Cette étude américano-canadienne s’intéresse aux survivants d’une réaction anaphylactique particulièrement pour ce qui concerne le recours à l’auto-injecteur d’adrénaline.

Il s’agit d’une étude de questionnaire regroupant 1885 individus.

Parmi eux, près d’un tiers a eu recours à l’adrénaline en urgence alors que 73% n’ont pas utilisé l’auto-injecteur.

Les risques anaphylactiques encourus dans les deux groupes ont été analysés.

Ainsi, ceux qui ont pratiqué l’auto-injection d’adrénaline avaient plus de risque de souffrir d’une attaque d’asthme et/ou de subir un choc anaphylactique, d’être allergique à l’arachide, au poisson ou aux venins d’hyménoptères et d’être asthmatiques.

Malgré ces connaissances, les utilisateurs d’adrénaline se sont tout de même posé des questions avant de pratiquer l’injection.

Les individus non-utilisateurs ont invoqué les raisons suivantes : recours en première instance à un anti-H1, mais aussi l’absence de prescription de l’adrénaline et un risque de réaction anaphylactique modérée.

En quoi ces résultats interpellent l’Allergologue de terrain ?

Premièrement, il semble que les sujets en question possèdent des connaissances assez pertinentes de la réaction anaphylactique, ils ont donc bien été informés.

Effectivement, le fait d’avoir déjà subi un véritable choc anaphylactique et/ou d’être asthmatique représente un risque accru de réaction anaphylactique sévère d’autant si compliquée d’un asthme, ce qui est le cas souvent chez l’enfant allergique alimentaire.

Deuxièmement, les utilisateurs d’adrénaline, malgré ce qui semble être un bon niveau de connaissance de la réaction anaphylactique, rencontre tout de même des problèmes décisionnels.

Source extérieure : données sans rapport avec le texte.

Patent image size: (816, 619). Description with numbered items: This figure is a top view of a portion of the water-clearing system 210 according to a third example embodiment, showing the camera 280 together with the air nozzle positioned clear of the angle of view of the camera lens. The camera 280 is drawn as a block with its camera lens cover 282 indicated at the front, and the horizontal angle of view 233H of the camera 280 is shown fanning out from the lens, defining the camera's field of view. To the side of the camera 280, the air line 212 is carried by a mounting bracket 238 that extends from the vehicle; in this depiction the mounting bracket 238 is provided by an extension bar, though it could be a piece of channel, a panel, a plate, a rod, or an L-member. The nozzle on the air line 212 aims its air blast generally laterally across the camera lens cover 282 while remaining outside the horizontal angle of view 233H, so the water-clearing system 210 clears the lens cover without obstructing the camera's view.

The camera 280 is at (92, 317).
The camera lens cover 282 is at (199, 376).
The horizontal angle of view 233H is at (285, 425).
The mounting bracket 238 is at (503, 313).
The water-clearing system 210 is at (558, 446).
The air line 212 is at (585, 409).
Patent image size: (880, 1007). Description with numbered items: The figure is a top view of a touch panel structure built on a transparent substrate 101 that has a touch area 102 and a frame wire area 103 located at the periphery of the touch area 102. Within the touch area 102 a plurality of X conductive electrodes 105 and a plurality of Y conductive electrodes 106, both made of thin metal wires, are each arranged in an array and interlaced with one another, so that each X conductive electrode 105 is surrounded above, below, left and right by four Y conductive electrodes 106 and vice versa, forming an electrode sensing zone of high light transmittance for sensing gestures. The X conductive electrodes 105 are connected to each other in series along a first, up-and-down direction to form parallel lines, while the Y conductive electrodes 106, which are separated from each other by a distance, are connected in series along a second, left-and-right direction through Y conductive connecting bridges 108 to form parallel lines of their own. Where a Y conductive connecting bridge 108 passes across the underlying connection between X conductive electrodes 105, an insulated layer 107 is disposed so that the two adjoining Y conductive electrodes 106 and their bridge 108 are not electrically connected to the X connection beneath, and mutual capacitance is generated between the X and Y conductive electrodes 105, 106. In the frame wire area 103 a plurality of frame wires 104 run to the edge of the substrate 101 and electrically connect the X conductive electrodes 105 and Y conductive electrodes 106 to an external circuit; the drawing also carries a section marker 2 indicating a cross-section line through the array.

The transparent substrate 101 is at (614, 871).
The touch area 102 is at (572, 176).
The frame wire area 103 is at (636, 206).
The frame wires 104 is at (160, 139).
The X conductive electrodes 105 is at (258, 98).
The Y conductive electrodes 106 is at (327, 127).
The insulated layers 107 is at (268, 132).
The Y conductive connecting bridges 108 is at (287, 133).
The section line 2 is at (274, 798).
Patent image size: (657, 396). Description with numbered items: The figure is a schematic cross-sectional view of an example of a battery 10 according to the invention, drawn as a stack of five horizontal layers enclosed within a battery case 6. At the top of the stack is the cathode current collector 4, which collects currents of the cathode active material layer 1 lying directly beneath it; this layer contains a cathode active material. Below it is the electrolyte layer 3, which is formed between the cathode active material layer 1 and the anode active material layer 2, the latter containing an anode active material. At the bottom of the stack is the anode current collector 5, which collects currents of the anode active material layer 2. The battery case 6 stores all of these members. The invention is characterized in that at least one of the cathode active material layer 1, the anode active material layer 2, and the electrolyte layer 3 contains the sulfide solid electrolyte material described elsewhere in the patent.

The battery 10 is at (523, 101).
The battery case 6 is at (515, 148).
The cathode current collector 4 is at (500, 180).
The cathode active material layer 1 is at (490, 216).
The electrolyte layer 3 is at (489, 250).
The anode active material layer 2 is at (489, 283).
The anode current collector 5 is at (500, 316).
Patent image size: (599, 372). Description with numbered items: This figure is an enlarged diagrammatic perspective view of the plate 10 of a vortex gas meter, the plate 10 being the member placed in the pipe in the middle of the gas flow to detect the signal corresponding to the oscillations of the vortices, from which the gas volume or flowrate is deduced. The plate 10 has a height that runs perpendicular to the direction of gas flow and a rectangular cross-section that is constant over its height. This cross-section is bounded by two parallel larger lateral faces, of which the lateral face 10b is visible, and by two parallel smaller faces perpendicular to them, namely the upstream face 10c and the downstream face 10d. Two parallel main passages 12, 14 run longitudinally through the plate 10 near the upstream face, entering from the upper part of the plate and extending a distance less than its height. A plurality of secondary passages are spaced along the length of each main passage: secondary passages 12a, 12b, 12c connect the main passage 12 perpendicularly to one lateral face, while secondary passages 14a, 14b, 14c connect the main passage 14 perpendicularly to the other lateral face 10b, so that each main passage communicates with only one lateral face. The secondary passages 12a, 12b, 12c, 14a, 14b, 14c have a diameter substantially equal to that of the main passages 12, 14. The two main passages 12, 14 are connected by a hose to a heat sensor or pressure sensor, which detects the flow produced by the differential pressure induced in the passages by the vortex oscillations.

Enfin troisièmement, certains non-utilisateurs d’adrénaline ont recours en premier intention aux anti-histaminiques H1.

Ainsi donc, ce travail suggère que seulement 30% des sujets ont reçu une bonne information mais qu’il reste encore du travail pour dédramatiser l’utilisation de l’adrénaline auto-injectable.

L’Allergologue doit être clair dans ses explications et n’hésitera pas à remettre un plan écrit.

Attention au message délivré par le médecin généraliste, et, c’est triste de le dire, qui, bien souvent, a peur d’avoir recours lui-même à l’adrénaline, et qui dissuadera par un discours de crainte, le sujet d’utiliser ce traitement d’urgence.

Dans la même veine, nombreux sont les non-utilisateurs d’adrénaline qui n’ont pas eu de prescription ou celle d’antihistaminique.

Nous le constatons, il reste encore un gros travail de communication vers le patient mais aussi vers le médecin généraliste.

Il vaut mieux une injection d’adrénaline de trop que de moins.